De plus, souligne le médecin, il est nécessaire de rehausser le plateau technique des structures sanitaires au Sénégal. Car bien que cette structure ait la file active la plus importante du Sénégal, il n'y a qu'un seul médecin pour prendre en charge cette population. "Quand je me déplace, cela pose des difficultés. Bien que j'aie une équipe composée d'assistants sociaux et d'infirmiers, il n'y a qu'un seul médecin pour assurer la prise en charge. Cela complique le continuum des soins. Le plateau technique, notamment la ressource humaine, est essentiel. Il faut que cette ressource humaine soit disponible pour garantir une meilleure qualité de la prise en charge ainsi qu'un bon fonctionnement des laboratoires pour le diagnostic des infections opportunistes. Actuellement, le district sanitaire de Kolda n'a pas de radiographie fonctionnelle depuis plus d'un an. Or, la radiographie est cruciale pour le diagnostic de la tuberculose et d'autres infections opportunistes. Sur le plan bactérial, biochimique et autre, il existe des difficultés qui nuisent à la qualité de la prise en charge", souligne-t-il.

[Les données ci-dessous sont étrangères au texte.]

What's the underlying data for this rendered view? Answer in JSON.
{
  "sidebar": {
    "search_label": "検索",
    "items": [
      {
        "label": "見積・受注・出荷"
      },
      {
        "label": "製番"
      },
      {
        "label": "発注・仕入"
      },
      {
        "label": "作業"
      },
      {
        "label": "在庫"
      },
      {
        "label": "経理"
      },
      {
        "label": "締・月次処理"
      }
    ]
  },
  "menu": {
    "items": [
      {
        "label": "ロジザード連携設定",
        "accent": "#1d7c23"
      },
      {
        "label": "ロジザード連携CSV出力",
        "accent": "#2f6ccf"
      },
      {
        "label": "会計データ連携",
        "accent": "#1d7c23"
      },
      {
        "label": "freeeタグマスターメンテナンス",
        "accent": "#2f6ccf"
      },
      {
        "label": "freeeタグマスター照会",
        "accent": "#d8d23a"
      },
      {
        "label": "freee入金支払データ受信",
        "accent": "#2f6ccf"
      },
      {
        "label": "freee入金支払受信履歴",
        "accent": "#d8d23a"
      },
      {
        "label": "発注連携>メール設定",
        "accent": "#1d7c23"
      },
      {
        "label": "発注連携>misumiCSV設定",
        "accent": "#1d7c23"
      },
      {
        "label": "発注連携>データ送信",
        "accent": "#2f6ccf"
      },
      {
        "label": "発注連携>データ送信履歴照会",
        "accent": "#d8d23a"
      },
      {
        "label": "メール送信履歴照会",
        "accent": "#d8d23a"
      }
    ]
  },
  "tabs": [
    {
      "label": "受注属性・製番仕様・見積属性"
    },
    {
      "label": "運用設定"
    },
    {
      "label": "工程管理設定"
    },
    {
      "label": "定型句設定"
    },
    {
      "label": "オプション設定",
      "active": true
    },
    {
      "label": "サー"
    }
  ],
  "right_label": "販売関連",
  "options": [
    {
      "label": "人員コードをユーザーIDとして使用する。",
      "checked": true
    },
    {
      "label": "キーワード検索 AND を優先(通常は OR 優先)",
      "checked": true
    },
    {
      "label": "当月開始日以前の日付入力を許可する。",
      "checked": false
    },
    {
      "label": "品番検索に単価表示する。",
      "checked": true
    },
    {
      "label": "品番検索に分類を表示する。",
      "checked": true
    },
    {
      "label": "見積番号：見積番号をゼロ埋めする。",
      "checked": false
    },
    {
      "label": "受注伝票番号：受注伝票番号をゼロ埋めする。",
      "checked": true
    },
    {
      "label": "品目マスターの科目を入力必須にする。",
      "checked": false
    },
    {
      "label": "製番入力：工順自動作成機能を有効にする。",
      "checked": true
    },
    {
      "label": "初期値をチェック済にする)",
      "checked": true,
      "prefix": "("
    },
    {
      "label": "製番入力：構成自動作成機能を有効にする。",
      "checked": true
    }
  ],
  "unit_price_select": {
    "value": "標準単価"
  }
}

Également, le coordonnateur de l'UTA soulève un autre problème délicat : le niveau de vie des personnes vivant avec le VIH qui sont souvent démunies. Or, lorsqu'elles n'adhèrent pas à des mutuelles de santé, elles ont des difficultés à faire diagnostiquer certaines infections opportunistes. "Les mutuelles actuellement disponibles au Sénégal ne prennent pas en charge les maladies chroniques. Cela constitue une grande difficulté dans la prise en charge de l'infection à VIH dans la région de Kolda", fait remarquer le Dr Sy.